With each brick that was cemented into place and each nail that was hammered, I thought about the kids who were now going to have a future. Workers and volunteers laboured day and night until, one month later, the school was complete.

When the school opened, it was packed, so we created two shifts, a morning and an afternoon shift, to fill the need.

Later, we put an addition onto the school, then in 2020 another five classrooms were added. But the need was still there so we added eight more classrooms in 2021. As each classroom was added, more children smiled. More payments in full.

After each school was built and I returned to Canada, my wife could see the transformation in me. I held my head a little higher and my back a little straighter because I knew good things were happening in my home country.

Sometimes this happy feeling would stay with me for months, sometimes even a year, but then something about my life here in Thunder Bay would take my mind back to the problems of Sierra Leone.

Sometimes, it was wandering the colourful aisles in the local grocery store that made me want to return. All that food, readily available, reminded me of the empty stomachs of the children overseas. Or sometimes it was the complaining I heard around me that made me want to go back: the weather wasn’t just right, the lineup at the bank was too long or a flight had been postponed. As if these were things a person should complain about.

“Go,” my wife always said. “We can manage.”

So I’d return once again to build more schools, create more futures and see more happy children.

I’m back in Sierra Leone now because I have set my heart on building a vocational school.
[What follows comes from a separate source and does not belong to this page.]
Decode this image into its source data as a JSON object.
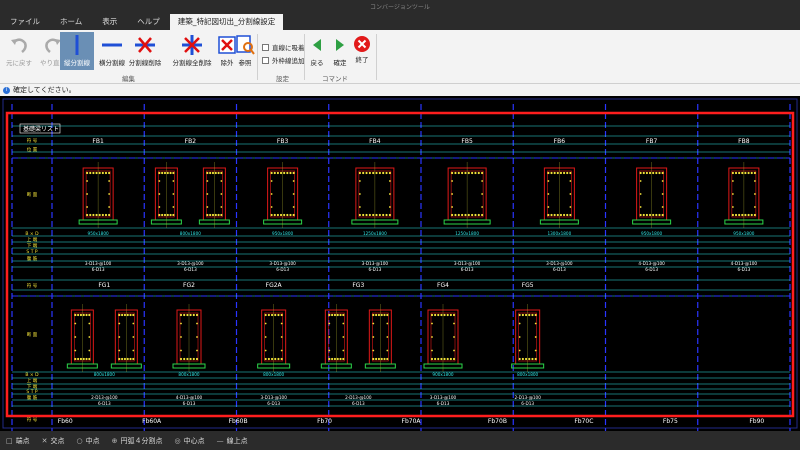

It will be a place where older students can learn computer skills, culinary, carpentry, bricklaying, welding, agriculture and sewing. The board of CanSerra, the organization where I work, are the people who have taken this journey with me. They pointed out it is a mountainous task. “Bassie,” they said, “we don’t have the money. Not only is there the building, but there is the staff, the equipment, the salaries, the.…” I just shook my head and said, “It will happen. There are no problems. Only solutions.”

I remember the looks on their faces when I was able to tell them a large donation had come in to support the build. I never saw jaws drop so quickly.

I must admit despair has taken over my mind once or twice, but I have faith. And sometimes it is something small that can crush the biggest of problems. For example, we had only a month available to build that first school and with so much to do, there were not enough hours in a day. Then a friend of mine, a retired army officer, sent over a generator and the solution fell into place. We started a night shift and people worked under the lights run by the generator.

The more you search for the solution, the more likely it will come your way. People will fall onto your pathway, and good things will often come out of these encounters.

I have met many people who have the same heart as me and want to see the smiles of children in Sierra Leone as much as I do. We all know how much a smile can sustain us: It is payment in full.

Bassie Kargbo lives in Thunder Bay, Ont.